Limitations acknowledged: EWC’s diagonal Fisher approximation cannot capture parameter correlations; extending to full Fisher is computationally prohibitive. Performance degrades with many sequential tasks as the constraint terms accumulate (paper—overcoming-catastrophic-forgetting-in-neural-networks §Discussion).
Connections- Theme: reinforcement-learning, theme—deep-RL, continual-learning
- Project: DeepMind-general
- Collaborators: James Kirkpatrick (first author), Razvan Pascanu, Neil Rabinowitz, Joel Veness, Guillaume Desjardins, Andrei A. Rusu, Kieran Milan, John Quan, Tiago Ramalho, Agnieszka Grabska-Barwińska, Claudia Clopath (Imperial College), Dharshan Kumaran, Raia Hadsell (joint senior)
- Era: deepmind-ascent
- Venue: venue—PNAS
- Influences: McClelland et al. (1995) complementary learning systems; Losonczy & Magee (2006) dendritic spine consolidation
Honest Gaps
- Metadata lists only 4 co-authors; the actual paper has 14 authors.

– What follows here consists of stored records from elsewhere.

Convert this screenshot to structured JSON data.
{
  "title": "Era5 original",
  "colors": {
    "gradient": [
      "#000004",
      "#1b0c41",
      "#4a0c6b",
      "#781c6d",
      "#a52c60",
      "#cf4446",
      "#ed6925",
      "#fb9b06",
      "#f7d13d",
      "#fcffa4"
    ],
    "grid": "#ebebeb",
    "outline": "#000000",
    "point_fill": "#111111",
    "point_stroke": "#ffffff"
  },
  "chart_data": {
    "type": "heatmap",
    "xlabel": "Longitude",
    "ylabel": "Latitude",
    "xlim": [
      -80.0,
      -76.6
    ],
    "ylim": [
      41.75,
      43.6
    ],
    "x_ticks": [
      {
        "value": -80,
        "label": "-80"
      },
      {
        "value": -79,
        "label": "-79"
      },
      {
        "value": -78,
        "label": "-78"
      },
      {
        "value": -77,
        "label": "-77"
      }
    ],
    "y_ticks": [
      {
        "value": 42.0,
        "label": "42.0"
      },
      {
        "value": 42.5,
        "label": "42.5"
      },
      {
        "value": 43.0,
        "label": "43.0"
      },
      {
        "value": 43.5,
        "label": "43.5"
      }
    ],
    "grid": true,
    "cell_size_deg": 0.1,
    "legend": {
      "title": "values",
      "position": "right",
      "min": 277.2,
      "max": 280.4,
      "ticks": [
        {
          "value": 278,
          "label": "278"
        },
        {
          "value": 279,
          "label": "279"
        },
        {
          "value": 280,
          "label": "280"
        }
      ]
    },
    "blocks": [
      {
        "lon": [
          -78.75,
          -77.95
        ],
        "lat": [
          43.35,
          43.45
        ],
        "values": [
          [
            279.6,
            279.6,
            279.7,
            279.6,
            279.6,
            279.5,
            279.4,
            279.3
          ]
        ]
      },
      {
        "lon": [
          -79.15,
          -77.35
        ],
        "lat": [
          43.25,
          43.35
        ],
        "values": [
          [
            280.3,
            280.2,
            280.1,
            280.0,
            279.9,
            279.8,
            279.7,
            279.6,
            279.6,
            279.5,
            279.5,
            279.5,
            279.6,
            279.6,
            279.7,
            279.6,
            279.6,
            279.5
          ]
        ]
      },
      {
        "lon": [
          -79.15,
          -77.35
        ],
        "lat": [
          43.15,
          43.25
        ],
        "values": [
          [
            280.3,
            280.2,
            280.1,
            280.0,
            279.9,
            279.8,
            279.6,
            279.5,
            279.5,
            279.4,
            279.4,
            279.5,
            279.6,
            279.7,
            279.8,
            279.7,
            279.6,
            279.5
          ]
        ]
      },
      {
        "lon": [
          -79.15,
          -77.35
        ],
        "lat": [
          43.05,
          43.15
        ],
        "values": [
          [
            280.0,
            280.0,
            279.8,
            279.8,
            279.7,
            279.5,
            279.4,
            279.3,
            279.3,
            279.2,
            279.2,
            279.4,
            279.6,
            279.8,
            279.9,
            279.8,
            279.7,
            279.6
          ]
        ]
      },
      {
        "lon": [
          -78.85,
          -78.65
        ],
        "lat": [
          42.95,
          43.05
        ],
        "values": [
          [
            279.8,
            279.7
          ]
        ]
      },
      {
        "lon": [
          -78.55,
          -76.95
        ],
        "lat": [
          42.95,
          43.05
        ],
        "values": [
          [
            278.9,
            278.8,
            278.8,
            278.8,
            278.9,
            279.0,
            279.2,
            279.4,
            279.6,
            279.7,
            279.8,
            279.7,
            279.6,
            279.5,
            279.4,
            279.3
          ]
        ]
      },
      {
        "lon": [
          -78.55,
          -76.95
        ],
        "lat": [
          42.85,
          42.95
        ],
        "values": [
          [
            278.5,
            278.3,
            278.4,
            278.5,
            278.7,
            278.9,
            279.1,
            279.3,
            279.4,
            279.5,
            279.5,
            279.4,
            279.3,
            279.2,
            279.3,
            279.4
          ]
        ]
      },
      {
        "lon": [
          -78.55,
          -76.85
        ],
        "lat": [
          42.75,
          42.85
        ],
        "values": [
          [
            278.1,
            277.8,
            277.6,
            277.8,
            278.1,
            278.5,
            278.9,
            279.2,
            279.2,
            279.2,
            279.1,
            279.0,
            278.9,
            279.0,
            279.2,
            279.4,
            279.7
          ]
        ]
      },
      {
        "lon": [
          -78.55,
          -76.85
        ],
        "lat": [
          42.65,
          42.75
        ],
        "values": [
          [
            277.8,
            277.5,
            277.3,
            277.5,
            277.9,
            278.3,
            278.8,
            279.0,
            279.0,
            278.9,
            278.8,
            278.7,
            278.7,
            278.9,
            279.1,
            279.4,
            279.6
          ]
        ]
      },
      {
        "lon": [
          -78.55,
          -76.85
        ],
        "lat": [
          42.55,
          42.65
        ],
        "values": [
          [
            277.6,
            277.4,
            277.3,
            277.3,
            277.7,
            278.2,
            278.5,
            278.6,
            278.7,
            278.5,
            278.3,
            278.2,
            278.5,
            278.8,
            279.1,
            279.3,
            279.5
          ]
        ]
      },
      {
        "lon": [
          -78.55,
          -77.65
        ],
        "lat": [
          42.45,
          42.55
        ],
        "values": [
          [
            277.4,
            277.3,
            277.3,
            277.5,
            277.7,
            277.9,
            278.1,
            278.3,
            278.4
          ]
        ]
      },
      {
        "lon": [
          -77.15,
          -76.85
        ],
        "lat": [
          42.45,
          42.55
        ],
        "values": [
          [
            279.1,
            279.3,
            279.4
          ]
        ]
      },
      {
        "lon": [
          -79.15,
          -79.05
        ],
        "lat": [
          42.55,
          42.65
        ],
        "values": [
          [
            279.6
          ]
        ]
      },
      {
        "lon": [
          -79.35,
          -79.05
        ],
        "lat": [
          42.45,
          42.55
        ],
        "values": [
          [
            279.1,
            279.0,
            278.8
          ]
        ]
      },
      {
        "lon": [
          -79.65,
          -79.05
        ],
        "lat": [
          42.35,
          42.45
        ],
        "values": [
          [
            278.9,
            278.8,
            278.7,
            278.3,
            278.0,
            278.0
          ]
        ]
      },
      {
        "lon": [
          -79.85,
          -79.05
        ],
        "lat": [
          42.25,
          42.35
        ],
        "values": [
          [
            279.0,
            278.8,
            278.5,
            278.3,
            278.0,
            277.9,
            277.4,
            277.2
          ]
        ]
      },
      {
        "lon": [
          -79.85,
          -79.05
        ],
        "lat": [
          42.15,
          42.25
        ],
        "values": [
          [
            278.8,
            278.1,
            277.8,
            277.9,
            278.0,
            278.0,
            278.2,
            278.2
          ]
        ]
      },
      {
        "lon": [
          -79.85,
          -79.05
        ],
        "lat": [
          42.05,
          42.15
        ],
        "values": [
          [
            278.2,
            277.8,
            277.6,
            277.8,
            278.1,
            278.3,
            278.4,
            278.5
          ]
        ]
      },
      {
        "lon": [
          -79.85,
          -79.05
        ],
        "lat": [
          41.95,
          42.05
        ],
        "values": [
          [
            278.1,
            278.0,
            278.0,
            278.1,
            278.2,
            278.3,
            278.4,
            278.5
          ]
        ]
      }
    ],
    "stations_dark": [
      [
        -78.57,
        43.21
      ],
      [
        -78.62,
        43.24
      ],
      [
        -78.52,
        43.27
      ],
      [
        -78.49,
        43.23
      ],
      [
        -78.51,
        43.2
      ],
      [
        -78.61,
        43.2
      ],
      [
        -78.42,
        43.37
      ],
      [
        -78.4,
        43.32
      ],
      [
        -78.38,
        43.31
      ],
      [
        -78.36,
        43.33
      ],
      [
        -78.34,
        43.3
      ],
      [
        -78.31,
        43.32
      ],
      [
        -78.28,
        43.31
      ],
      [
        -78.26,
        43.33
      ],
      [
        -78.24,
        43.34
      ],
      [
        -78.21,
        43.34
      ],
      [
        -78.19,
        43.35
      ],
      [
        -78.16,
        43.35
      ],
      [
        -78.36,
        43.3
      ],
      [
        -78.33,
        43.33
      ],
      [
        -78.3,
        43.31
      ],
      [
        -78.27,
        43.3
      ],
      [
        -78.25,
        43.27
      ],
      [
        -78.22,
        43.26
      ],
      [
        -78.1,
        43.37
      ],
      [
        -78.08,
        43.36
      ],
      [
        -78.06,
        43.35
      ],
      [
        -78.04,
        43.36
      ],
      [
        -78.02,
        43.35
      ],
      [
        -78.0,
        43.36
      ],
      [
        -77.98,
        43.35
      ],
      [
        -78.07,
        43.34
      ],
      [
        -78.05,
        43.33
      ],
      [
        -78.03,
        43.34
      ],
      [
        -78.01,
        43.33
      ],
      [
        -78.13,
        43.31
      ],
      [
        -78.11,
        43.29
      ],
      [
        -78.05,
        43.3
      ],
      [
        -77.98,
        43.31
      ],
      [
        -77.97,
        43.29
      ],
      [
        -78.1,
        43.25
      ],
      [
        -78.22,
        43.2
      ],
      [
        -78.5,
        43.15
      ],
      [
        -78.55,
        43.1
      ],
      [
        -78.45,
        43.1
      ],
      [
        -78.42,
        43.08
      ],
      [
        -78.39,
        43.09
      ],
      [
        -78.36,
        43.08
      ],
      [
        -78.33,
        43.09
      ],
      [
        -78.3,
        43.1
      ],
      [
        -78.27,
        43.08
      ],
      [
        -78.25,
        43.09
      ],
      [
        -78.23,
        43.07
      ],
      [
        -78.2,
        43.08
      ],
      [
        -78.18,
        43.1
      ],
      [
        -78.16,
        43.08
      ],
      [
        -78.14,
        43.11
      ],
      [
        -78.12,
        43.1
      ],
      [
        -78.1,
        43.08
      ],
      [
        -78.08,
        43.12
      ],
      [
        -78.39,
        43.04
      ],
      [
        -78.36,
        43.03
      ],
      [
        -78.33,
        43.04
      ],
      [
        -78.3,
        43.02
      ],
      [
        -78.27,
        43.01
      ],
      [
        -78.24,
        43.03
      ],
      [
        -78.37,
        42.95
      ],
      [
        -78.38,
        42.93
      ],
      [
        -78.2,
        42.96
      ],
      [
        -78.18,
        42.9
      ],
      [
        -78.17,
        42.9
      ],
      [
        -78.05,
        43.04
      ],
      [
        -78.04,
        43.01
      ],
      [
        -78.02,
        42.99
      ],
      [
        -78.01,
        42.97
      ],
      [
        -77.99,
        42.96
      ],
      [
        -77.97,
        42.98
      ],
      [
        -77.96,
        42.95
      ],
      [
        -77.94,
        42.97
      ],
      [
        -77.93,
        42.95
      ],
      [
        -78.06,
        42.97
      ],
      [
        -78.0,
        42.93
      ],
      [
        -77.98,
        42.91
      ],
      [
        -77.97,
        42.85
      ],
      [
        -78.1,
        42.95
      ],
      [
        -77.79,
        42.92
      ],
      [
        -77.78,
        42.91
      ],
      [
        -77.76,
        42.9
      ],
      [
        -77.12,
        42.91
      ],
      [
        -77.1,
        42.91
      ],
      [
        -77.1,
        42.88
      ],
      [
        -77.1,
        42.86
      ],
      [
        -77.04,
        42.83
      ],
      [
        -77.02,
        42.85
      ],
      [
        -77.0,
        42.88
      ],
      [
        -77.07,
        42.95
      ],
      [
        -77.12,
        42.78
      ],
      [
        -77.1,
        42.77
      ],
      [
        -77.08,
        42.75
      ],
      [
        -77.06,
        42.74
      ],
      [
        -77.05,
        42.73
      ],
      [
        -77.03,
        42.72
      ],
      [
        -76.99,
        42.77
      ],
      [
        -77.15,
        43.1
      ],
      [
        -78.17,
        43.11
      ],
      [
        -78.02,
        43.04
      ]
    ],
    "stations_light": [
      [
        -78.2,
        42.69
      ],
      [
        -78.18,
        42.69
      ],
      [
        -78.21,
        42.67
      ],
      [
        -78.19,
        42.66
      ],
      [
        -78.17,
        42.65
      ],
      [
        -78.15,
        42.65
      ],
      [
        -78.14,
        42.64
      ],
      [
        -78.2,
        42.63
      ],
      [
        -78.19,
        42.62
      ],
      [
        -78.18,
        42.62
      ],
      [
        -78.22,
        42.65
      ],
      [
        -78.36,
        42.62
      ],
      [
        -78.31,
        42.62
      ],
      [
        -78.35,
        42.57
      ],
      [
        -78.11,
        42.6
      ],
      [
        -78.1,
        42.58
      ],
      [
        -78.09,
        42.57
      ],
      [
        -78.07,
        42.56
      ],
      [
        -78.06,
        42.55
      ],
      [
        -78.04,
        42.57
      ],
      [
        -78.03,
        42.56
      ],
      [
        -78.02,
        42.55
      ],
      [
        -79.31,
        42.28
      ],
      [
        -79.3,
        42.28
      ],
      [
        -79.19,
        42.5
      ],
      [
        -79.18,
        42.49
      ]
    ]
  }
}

- Metadata theme lacks “continual-learning” — the paper’s primary contribution is to continual/sequential learning, not RL per se.
- The diagonal Fisher approximation is a significant simplification; later work (Online EWC, SI, MAS) addressed this limitation.
- Permuted MNIST is a weak benchmark — tasks are too similar for meaningful transfer, and later benchmarks (Split CIFAR, Split Tiny ImageNet) revealed more substantial limitations.
- EWC cannot add new output neurons; task identity must be provided at test time (an “aware” continual learning setting).
- The biological analogy, while inspiring, is loose — the Fisher information matrix has no direct neural correlate.